Nous sommes lundi 4 août 2014. Quand l’avion de Mauritanie Airlines International (MAI) atterrit sur le tarmac de l’aéroport militaire de la base Andrews, tous les passagers mauritaniens ont en tête que c’est une première. La première fois qu’un avion aux couleurs nationales atterrit à Washington, qui plus est à son bord un Président de la République Islamique de Mauritanie. La dernière fois qu’un président mauritanien a été à Washington DC, c’était en septembre 1961. Les images du Président feu Moktar Ould Daddah descendant de l’hélicoptère dans les jardins de la Maison Blanche où il est reçu par le Président John Fitzgerald Kennedy, le plus populaire de tous les présidents du 20ème siècle, certainement le plus connu et le plus apprécié par les Mauritaniens.
La cérémonie est sobre mais solennelle. Trois soldats s’approchent de la descente de l’avion avec chacun un drapeau : le drapeau américain, celui de la Mauritanie et celui de la Guinée Bissau, le président de ce pays ayant pris l’avion depuis Nouakchott où il participait à la cérémonie d’investiture de Ould Abdel Aziz. Quelques fonctionnaires des affaires étrangères accompagnent notre Ambassadeur à Washington, Me Mohamed Lemine Ould Haycen.
Il faut rapidement quitter la base hautement sécurisée. Des voitures pour la plupart conduites par des Mauritaniens attendent pour nous amener à l’Hôtel Hilton où toute la délégation doit séjourner. La voiture présidentielle part en trombe : le parcours d’un président est secret et ne doit être suivi par personne d’autre.
C’est une grosse communauté qui a chaleureusement accueilli le Président Ould Abdel Aziz à son entrée à l’hôtel. Contrairement à beaucoup d’autres chefs d’Etats africains (et à ce qui a été écrit par certains médias mauritaniens) aucune manifestation n’a été organisée contre son arrivée ici, surtout pas dans son lieu de résidence. Au contraire.
La délégation prend du temps pour s’installer : quelques désagréments dans l’organisation obligent à patienter. Le temps pour certains de faire un tour, pour d’autres de prendre contact avec des frères, amis, connaissances. Pour le Président de la République pas de temps à perdre : la rencontre avec John Kerry, le secrétaire d’Etat aux affaires étrangères est immédiate. Tout comme la conférence de presse commune.
«Nous sommes attachés à travailler avec le Président de la République Islamique de Mauritanie, en tant que dirigeant ayant un grand apport dans les dossiers importants pour les Etats-Unis et dans lesquels ils sont engagés», a expliqué le Secrétaire d’Etat américain au cours de cette conférence de presse. Le Président Ould Abdel Aziz a pour sa part remercié les Etats Unis pour le soutien accordé aux pays du Sahel dans leur effort commun de lutte contre le terrorisme et le crime organisé en général. Promesse a été faite par la première puissance du monde à aider la Mauritanie et son armée en vue de pouvoir faire face à ces menaces pour lesquelles une coopération internationale est nécessaire.
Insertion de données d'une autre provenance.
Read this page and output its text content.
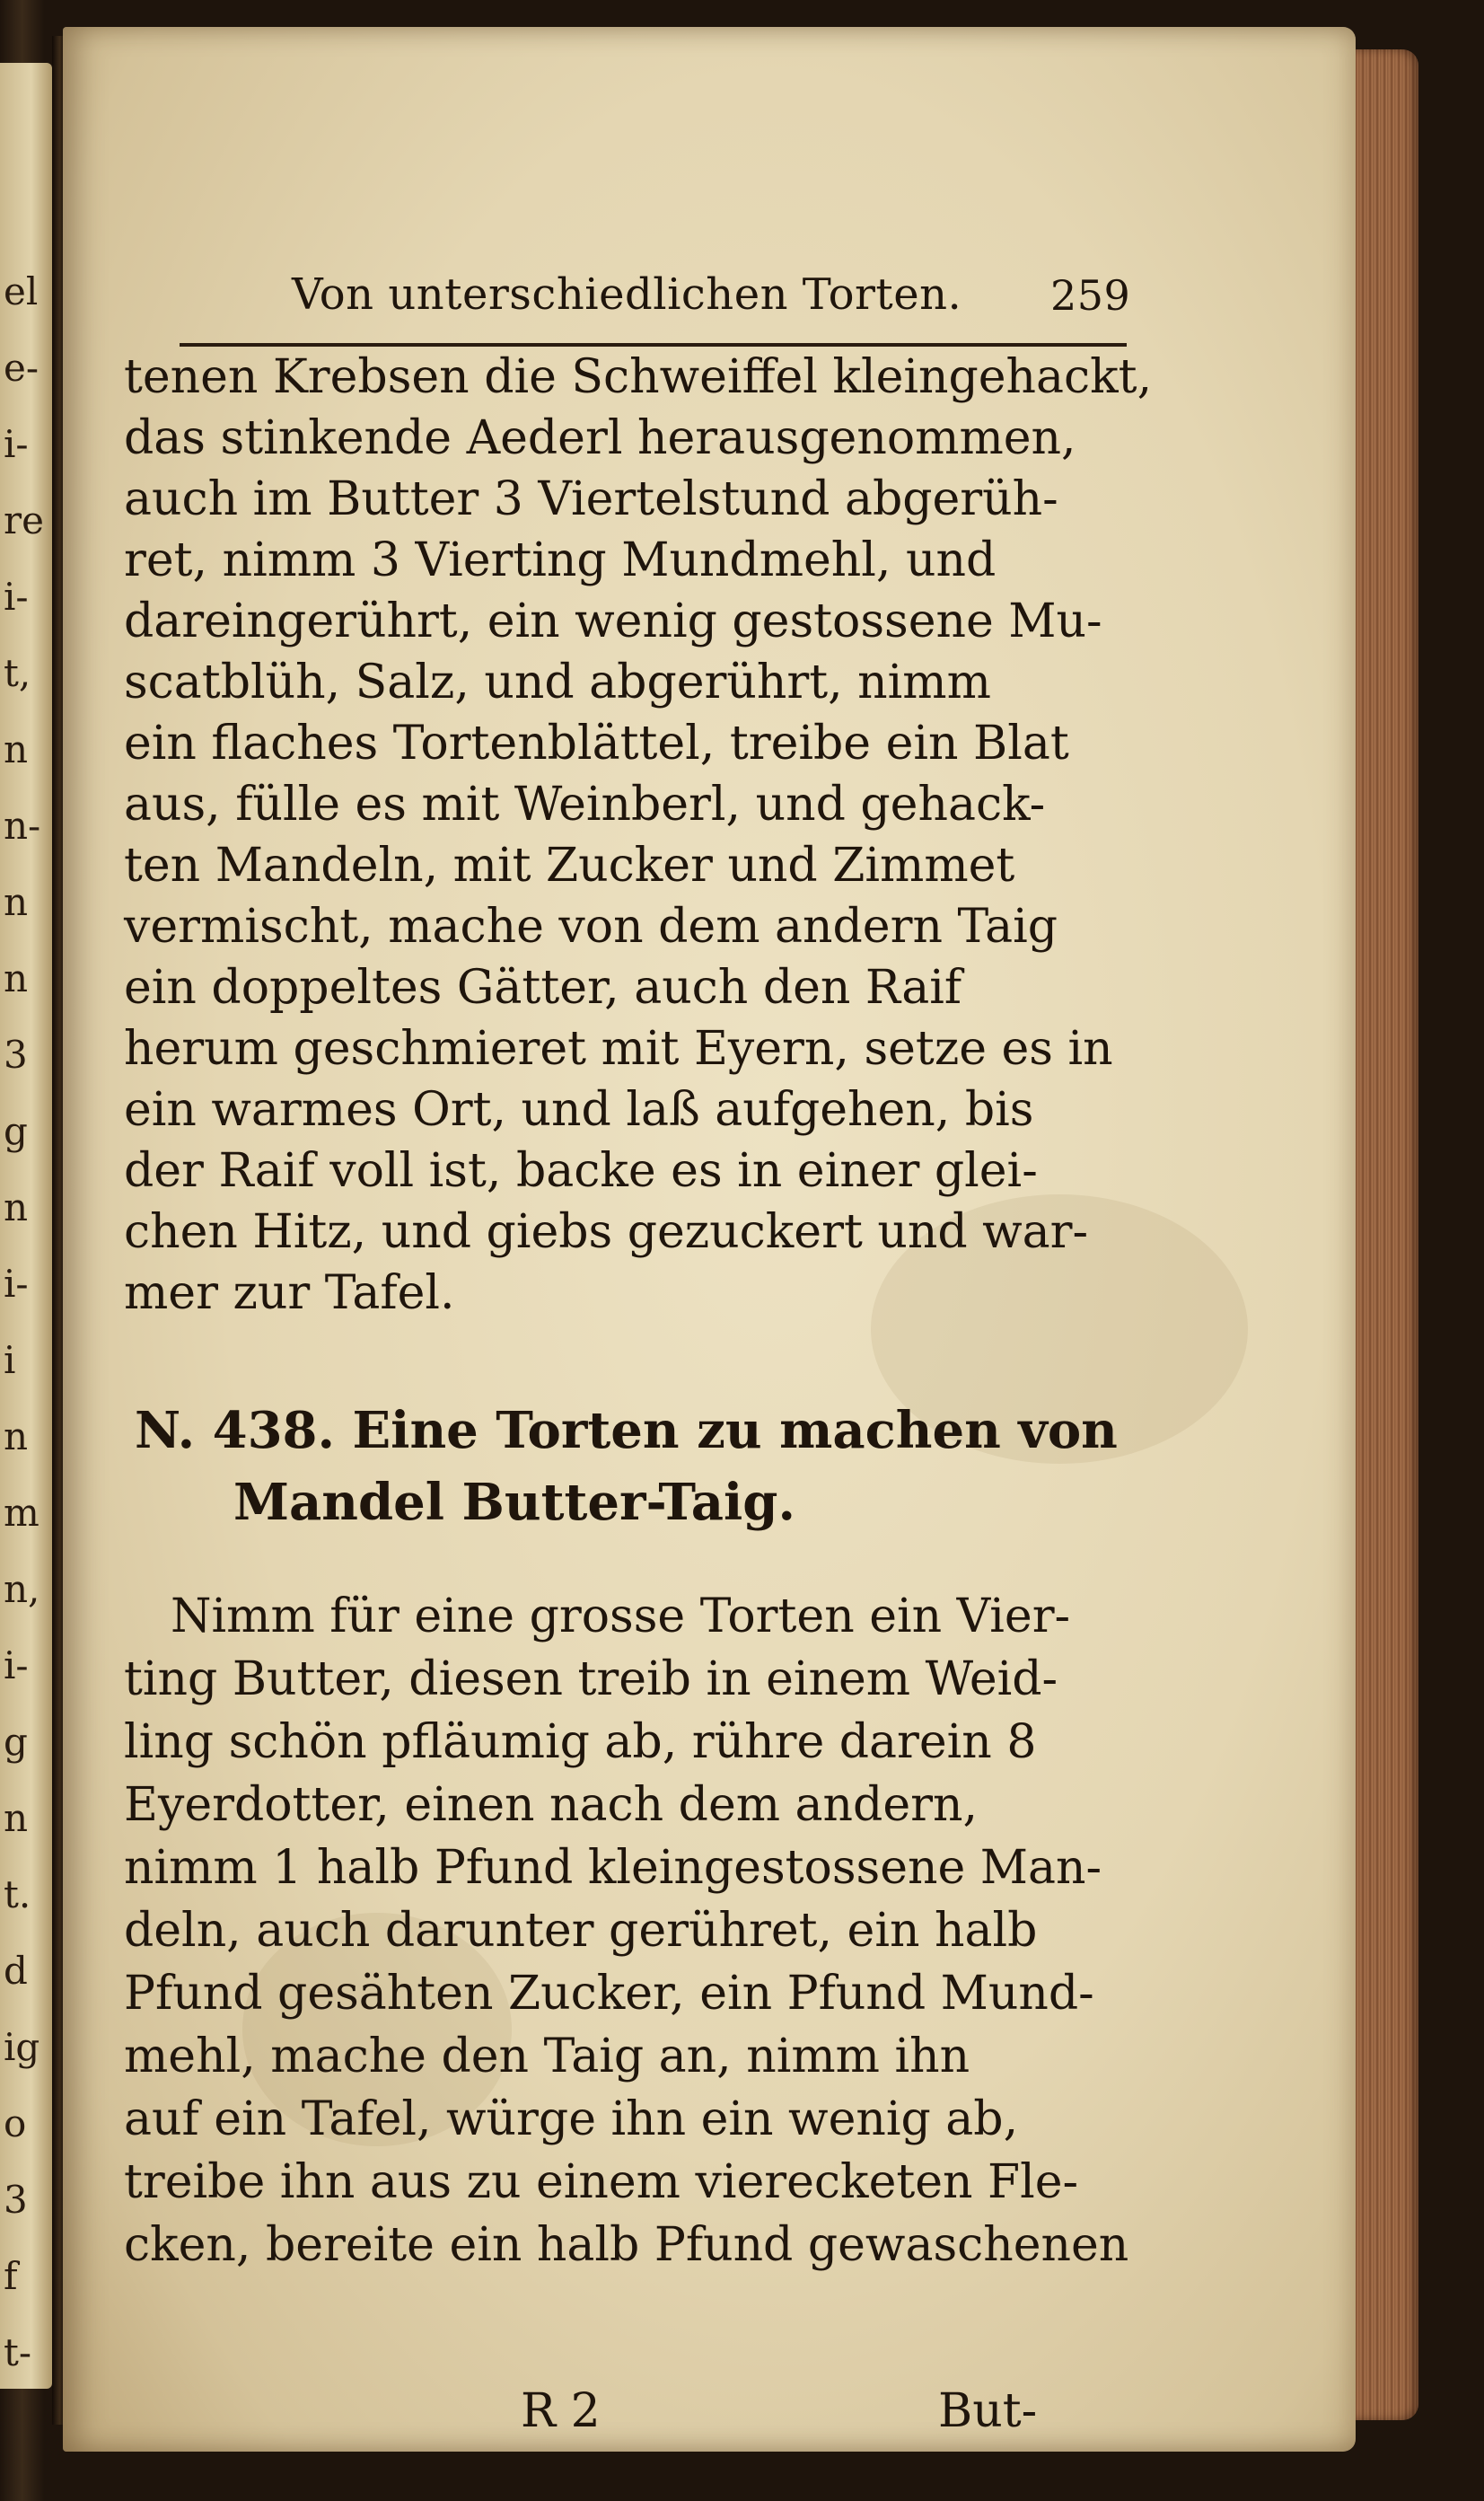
el
e-
i-
re
i-
t,
n
n-
n
n
3
g
n
i-
i
n
m
n,
i-
g
n
t.
d
ig
o
3
f
t-
Von unterschiedlichen Torten. 259
tenen Krebsen die Schweiffel kleingehackt,
das stinkende Aederl herausgenommen,
auch im Butter 3 Viertelstund abgerüh-
ret, nimm 3 Vierting Mundmehl, und
dareingerührt, ein wenig gestossene Mu-
scatblüh, Salz, und abgerührt, nimm
ein flaches Tortenblättel, treibe ein Blat
aus, fülle es mit Weinberl, und gehack-
ten Mandeln, mit Zucker und Zimmet
vermischt, mache von dem andern Taig
ein doppeltes Gätter, auch den Raif
herum geschmieret mit Eyern, setze es in
ein warmes Ort, und laß aufgehen, bis
der Raif voll ist, backe es in einer glei-
chen Hitz, und giebs gezuckert und war-
mer zur Tafel.
N. 438. Eine Torten zu machen von
Mandel Butter-Taig.
Nimm für eine grosse Torten ein Vier-
ting Butter, diesen treib in einem Weid-
ling schön pfläumig ab, rühre darein 8
Eyerdotter, einen nach dem andern,
nimm 1 halb Pfund kleingestossene Man-
deln, auch darunter gerühret, ein halb
Pfund gesähten Zucker, ein Pfund Mund-
mehl, mache den Taig an, nimm ihn
auf ein Tafel, würge ihn ein wenig ab,
treibe ihn aus zu einem vierecketen Fle-
cken, bereite ein halb Pfund gewaschenen
R 2	But-
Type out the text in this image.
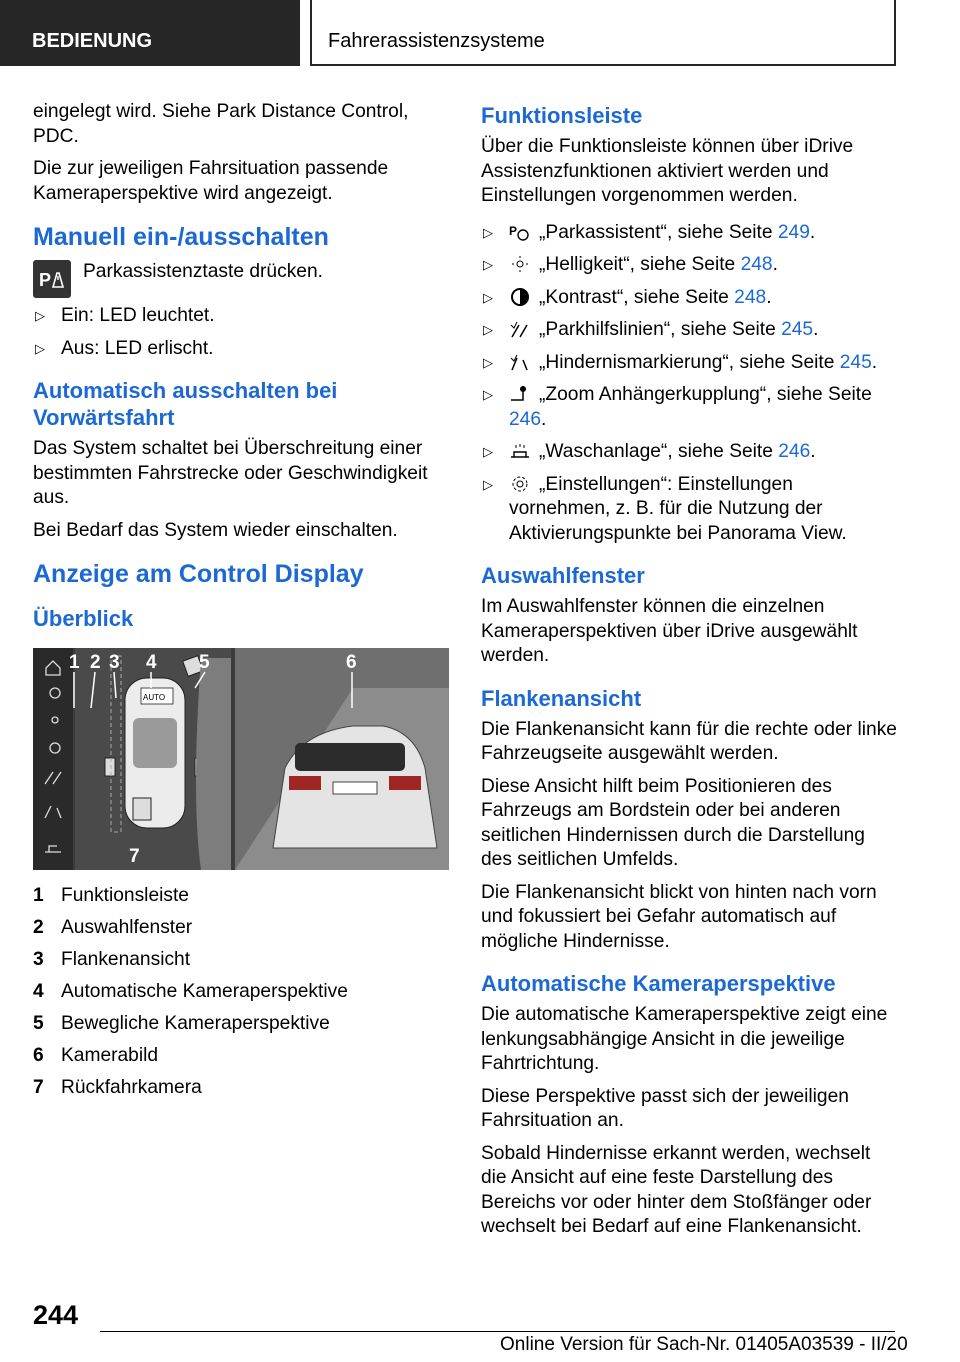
BEDIENUNG	Fahrerassistenzsysteme

eingelegt wird. Siehe Park Distance Control, PDC.

Die zur jeweiligen Fahrsituation passende Kameraperspektive wird angezeigt.

Manuell ein-/ausschalten
P	Parkassistenztaste drücken.

▷ Ein: LED leuchtet.
▷ Aus: LED erlischt.
Automatisch ausschalten bei Vorwärtsfahrt

Das System schaltet bei Überschreitung einer bestimmten Fahrstrecke oder Geschwindigkeit aus.

Bei Bedarf das System wieder einschalten.

Anzeige am Control Display
Überblick
AUTO
1 2 3 4 5	6
7
1 Funktionsleiste
2 Auswahlfenster
3 Flankenansicht
4 Automatische Kameraperspektive
5 Bewegliche Kameraperspektive
6 Kamerabild
7 Rückfahrkamera
Funktionsleiste

Über die Funktionsleiste können über iDrive Assistenzfunktionen aktiviert werden und Einstellungen vorgenommen werden.

▷ P „Parkassistent“, siehe Seite 249.
▷ „Helligkeit“, siehe Seite 248.
▷ „Kontrast“, siehe Seite 248.
▷ „Parkhilfslinien“, siehe Seite 245.
▷ „Hindernismarkierung“, siehe Seite 245.
▷ „Zoom Anhängerkupplung“, siehe Seite 246.
▷ „Waschanlage“, siehe Seite 246.
▷ „Einstellungen“: Einstellungen vornehmen, z. B. für die Nutzung der Aktivierungspunkte bei Panorama View.
Auswahlfenster

Im Auswahlfenster können die einzelnen Kameraperspektiven über iDrive ausgewählt werden.

Flankenansicht

Die Flankenansicht kann für die rechte oder linke Fahrzeugseite ausgewählt werden.

Diese Ansicht hilft beim Positionieren des Fahrzeugs am Bordstein oder bei anderen seitlichen Hindernissen durch die Darstellung des seitlichen Umfelds.

Die Flankenansicht blickt von hinten nach vorn und fokussiert bei Gefahr automatisch auf mögliche Hindernisse.

Automatische Kameraperspektive

Die automatische Kameraperspektive zeigt eine lenkungsabhängige Ansicht in die jeweilige Fahrtrichtung.

Diese Perspektive passt sich der jeweiligen Fahrsituation an.

Sobald Hindernisse erkannt werden, wechselt die Ansicht auf eine feste Darstellung des Bereichs vor oder hinter dem Stoßfänger oder wechselt bei Bedarf auf eine Flankenansicht.

244
Online Version für Sach-Nr. 01405A03539 - II/20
Le Secrétaire d’Etat John Kerry devait revenir sur le rôle axial que joue la Mauritanie dans la stabilisation de la région tout en promettant de lui fournir l’aide nécessaire pour jouer pleinement ce rôle. Tout en louant au passage la diplomatie mauritanienne et son leadership africain.
Lors de cette première sortie, le Président de l’Union africaine, Mohamed Ould Abdel Aziz est bien sûr revenu sur les espoirs émis par les Africains sur ce sommet qui doit sceller un partenariat contre la pauvreté et le sous-développement. Il a souhaité que le sommet qui se tient le lendemain soit l’occasion de redéfinir de nouvelles approches pour permettre un soutien plus efficace aux efforts de l’Afrique pour sortir de la trilogie pauvreté-misère-ignorance expliquant largement les violences qui secouent l’ensemble des pays du continent.